Cognizant TriZetto Breach Exposes 3.4 Million Patient Records
A data breach at TriZetto Provider Solutions, a healthcare IT company, has exposed sensitive information belonging to over 3.4 million individuals.
CISA Warns of Exploited iOS Flaws
CISA has ordered U.S. federal agencies to patch three iOS security flaws actively exploited in cyberespionage and crypto-theft attacks using the Coruna exploit kit.
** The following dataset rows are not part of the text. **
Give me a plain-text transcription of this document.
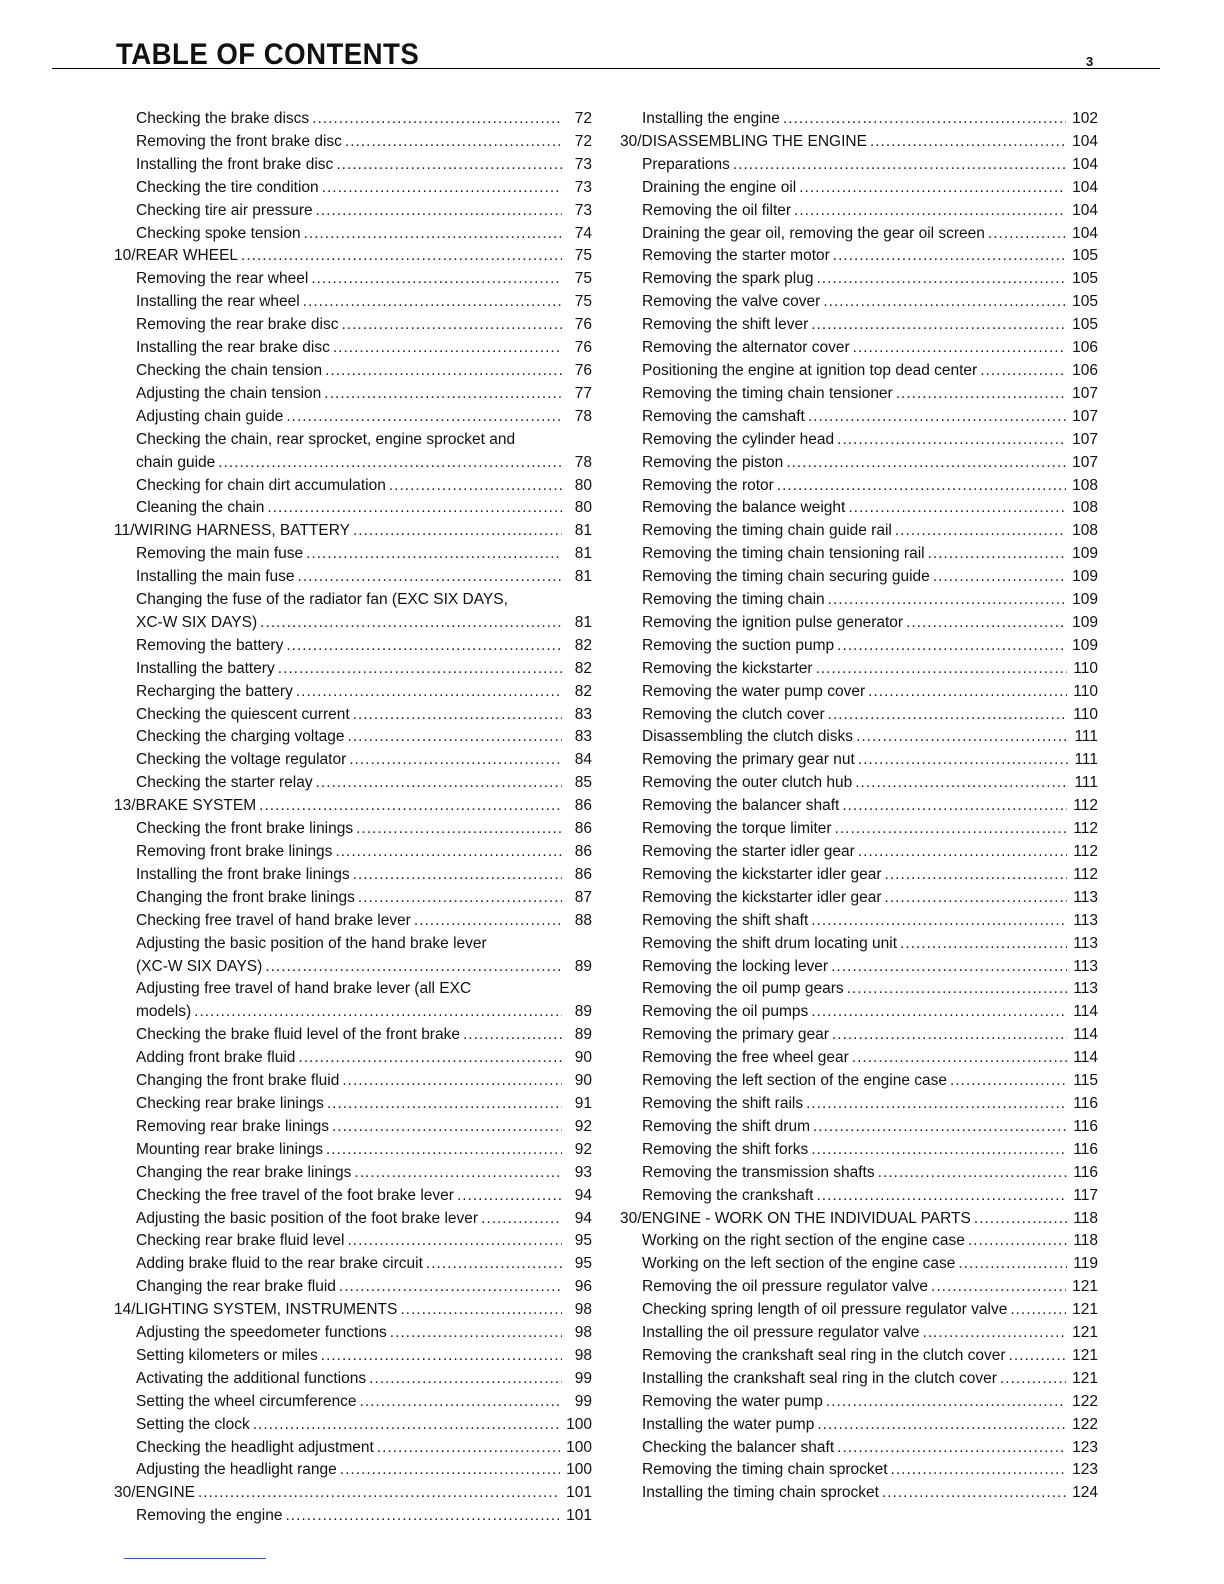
TABLE OF CONTENTS	3
Checking the brake discs .....	72
Removing the front brake disc .....	72
Installing the front brake disc .....	73
Checking the tire condition .....	73
Checking tire air pressure .....	73
Checking spoke tension .....	74
10/REAR WHEEL .....	75
Removing the rear wheel .....	75
Installing the rear wheel .....	75
Removing the rear brake disc .....	76
Installing the rear brake disc .....	76
Checking the chain tension .....	76
Adjusting the chain tension .....	77
Adjusting chain guide .....	78
Checking the chain, rear sprocket, engine sprocket and
chain guide .....	78
Checking for chain dirt accumulation .....	80
Cleaning the chain .....	80
11/WIRING HARNESS, BATTERY .....	81
Removing the main fuse .....	81
Installing the main fuse .....	81
Changing the fuse of the radiator fan (EXC SIX DAYS,
XC-W SIX DAYS) .....	81
Removing the battery .....	82
Installing the battery .....	82
Recharging the battery .....	82
Checking the quiescent current .....	83
Checking the charging voltage .....	83
Checking the voltage regulator .....	84
Checking the starter relay .....	85
13/BRAKE SYSTEM .....	86
Checking the front brake linings .....	86
Removing front brake linings .....	86
Installing the front brake linings .....	86
Changing the front brake linings .....	87
Checking free travel of hand brake lever .....	88
Adjusting the basic position of the hand brake lever
(XC-W SIX DAYS) .....	89
Adjusting free travel of hand brake lever (all EXC
models) .....	89
Checking the brake fluid level of the front brake .....	89
Adding front brake fluid .....	90
Changing the front brake fluid .....	90
Checking rear brake linings .....	91
Removing rear brake linings .....	92
Mounting rear brake linings .....	92
Changing the rear brake linings .....	93
Checking the free travel of the foot brake lever .....	94
Adjusting the basic position of the foot brake lever .....	94
Checking rear brake fluid level .....	95
Adding brake fluid to the rear brake circuit .....	95
Changing the rear brake fluid .....	96
14/LIGHTING SYSTEM, INSTRUMENTS .....	98
Adjusting the speedometer functions .....	98
Setting kilometers or miles .....	98
Activating the additional functions .....	99
Setting the wheel circumference .....	99
Setting the clock .....	100
Checking the headlight adjustment .....	100
Adjusting the headlight range .....	100
30/ENGINE .....	101
Removing the engine .....	101
Installing the engine .....	102
30/DISASSEMBLING THE ENGINE .....	104
Preparations .....	104
Draining the engine oil .....	104
Removing the oil filter .....	104
Draining the gear oil, removing the gear oil screen .....	104
Removing the starter motor .....	105
Removing the spark plug .....	105
Removing the valve cover .....	105
Removing the shift lever .....	105
Removing the alternator cover .....	106
Positioning the engine at ignition top dead center .....	106
Removing the timing chain tensioner .....	107
Removing the camshaft .....	107
Removing the cylinder head .....	107
Removing the piston .....	107
Removing the rotor .....	108
Removing the balance weight .....	108
Removing the timing chain guide rail .....	108
Removing the timing chain tensioning rail .....	109
Removing the timing chain securing guide .....	109
Removing the timing chain .....	109
Removing the ignition pulse generator .....	109
Removing the suction pump .....	109
Removing the kickstarter .....	110
Removing the water pump cover .....	110
Removing the clutch cover .....	110
Disassembling the clutch disks .....	111
Removing the primary gear nut .....	111
Removing the outer clutch hub .....	111
Removing the balancer shaft .....	112
Removing the torque limiter .....	112
Removing the starter idler gear .....	112
Removing the kickstarter idler gear .....	112
Removing the kickstarter idler gear .....	113
Removing the shift shaft .....	113
Removing the shift drum locating unit .....	113
Removing the locking lever .....	113
Removing the oil pump gears .....	113
Removing the oil pumps .....	114
Removing the primary gear .....	114
Removing the free wheel gear .....	114
Removing the left section of the engine case .....	115
Removing the shift rails .....	116
Removing the shift drum .....	116
Removing the shift forks .....	116
Removing the transmission shafts .....	116
Removing the crankshaft .....	117
30/ENGINE - WORK ON THE INDIVIDUAL PARTS .....	118
Working on the right section of the engine case .....	118
Working on the left section of the engine case .....	119
Removing the oil pressure regulator valve .....	121
Checking spring length of oil pressure regulator valve .....	121
Installing the oil pressure regulator valve .....	121
Removing the crankshaft seal ring in the clutch cover .....	121
Installing the crankshaft seal ring in the clutch cover .....	121
Removing the water pump .....	122
Installing the water pump .....	122
Checking the balancer shaft .....	123
Removing the timing chain sprocket .....	123
Installing the timing chain sprocket .....	124
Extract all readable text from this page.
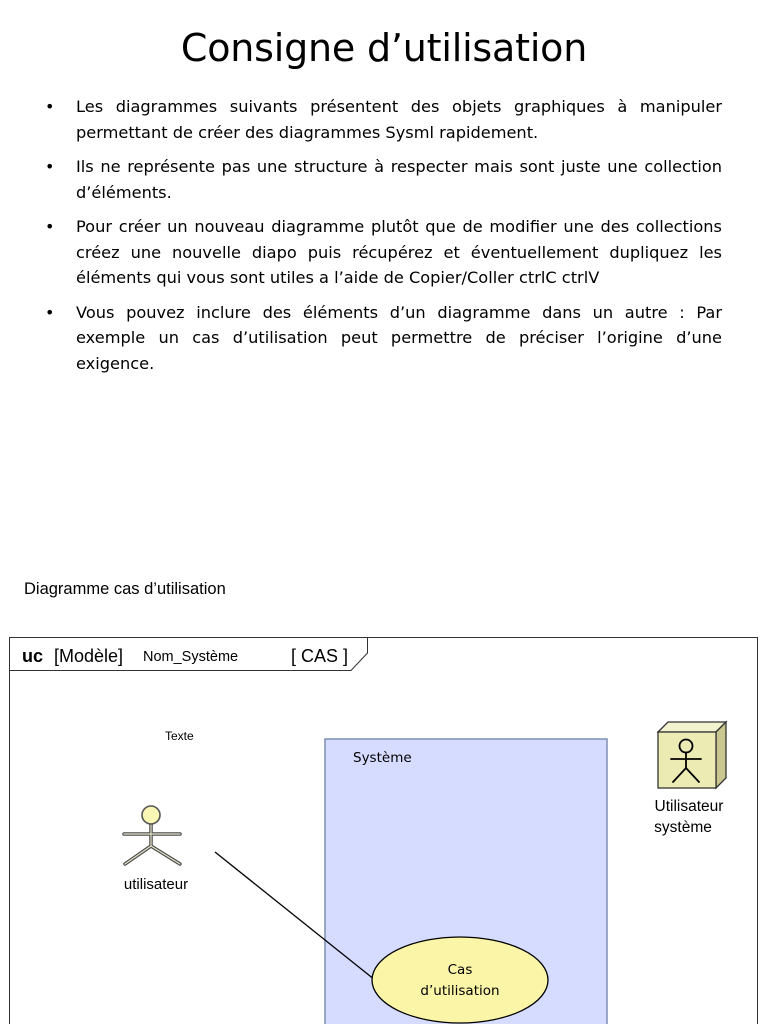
Consigne d’utilisation
• Les diagrammes suivants présentent des objets graphiques à manipuler permettant de créer des diagrammes Sysml rapidement.
• Ils ne représente pas une structure à respecter mais sont juste une collection d’éléments.
• Pour créer un nouveau diagramme plutôt que de modifier une des collections créez une nouvelle diapo puis récupérez et éventuellement dupliquez les éléments qui vous sont utiles a l’aide de Copier/Coller ctrlC ctrlV
• Vous pouvez inclure des éléments d’un diagramme dans un autre : Par exemple un cas d’utilisation peut permettre de préciser l’origine d’une exigence.
Diagramme cas d’utilisation
uc [Modèle] Nom_Système	[ CAS ]
Texte
Système
Cas
d’utilisation
utilisateur
Utilisateur
système
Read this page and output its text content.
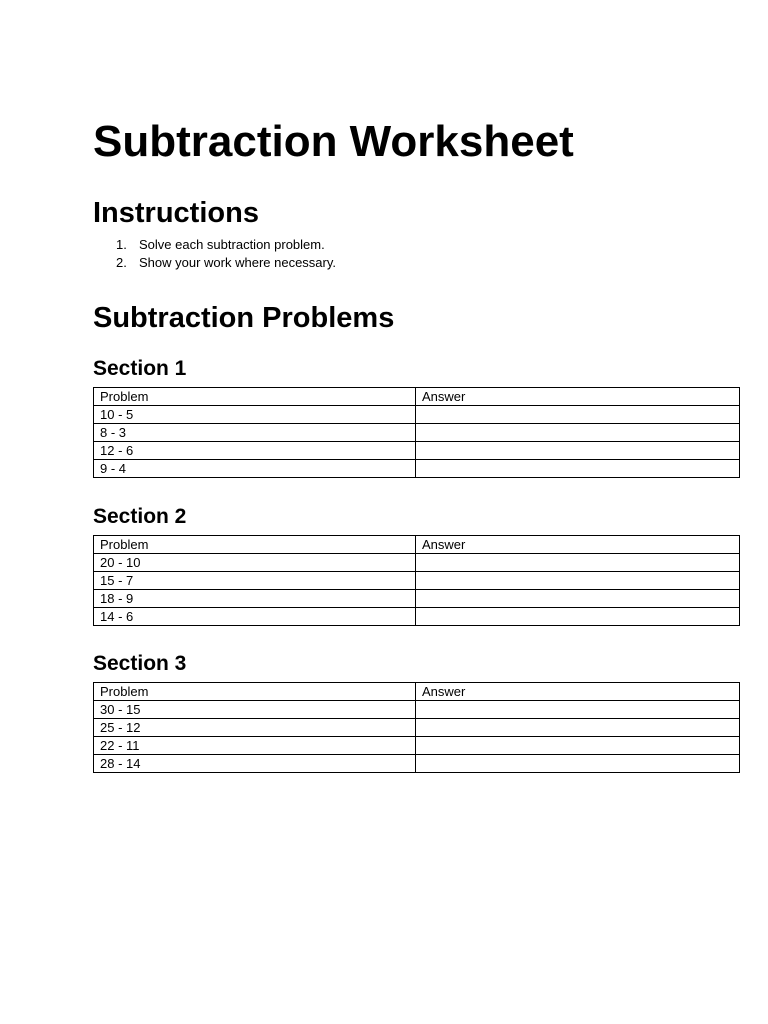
Subtraction Worksheet
Instructions
1. Solve each subtraction problem.
2. Show your work where necessary.
Subtraction Problems
Section 1
Problem	Answer
10 - 5	
8 - 3	
12 - 6	
9 - 4	
Section 2
Problem	Answer
20 - 10	
15 - 7	
18 - 9	
14 - 6	
Section 3
Problem	Answer
30 - 15	
25 - 12	
22 - 11	
28 - 14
Termite Ransomware Linked to ClickFix CastleRAT Attacks
Threat actors known as Velvet Tempest are leveraging the ClickFix technique and legitimate Windows utilities to deploy DonutLoader malware and the CastleRAT backdoor, leading to Termite ransomware breaches.
Hackers Abusing AI at Every Stage of Cyberattacks
Microsoft reports that threat actors are increasingly integrating artificial intelligence into their operations to accelerate attacks, scale malicious activity, and reduce technical barriers.
Over 100 GitHub Repositories Distributing BoryptGrab Stealer
A new malware, BoryptGrab Stealer, is being distributed via over 100 GitHub repositories, targeting browser and cryptocurrency wallet data, system information, and user files.
FBI Investigating Suspicious Cyber Activity on Surveillance System
The FBI is investigating "suspicious" cyber activity on a system holding sensitive surveillance information, working to determine the scope and impact of the incident.
CISA Adds Five Known Exploited Vulnerabilities to Catalog
CISA has updated its Known Exploited Vulnerabilities (KEV) Catalog with five new vulnerabilities, including issues in Hikvision, Rockwell, and Apple products, based on evidence of active exploitation.
Delta Electronics CNCSoft-G2 Vulnerability
A successful exploitation of a vulnerability in Delta Electronics CNCSoft-G2 could allow an attacker to achieve remote code execution on the device.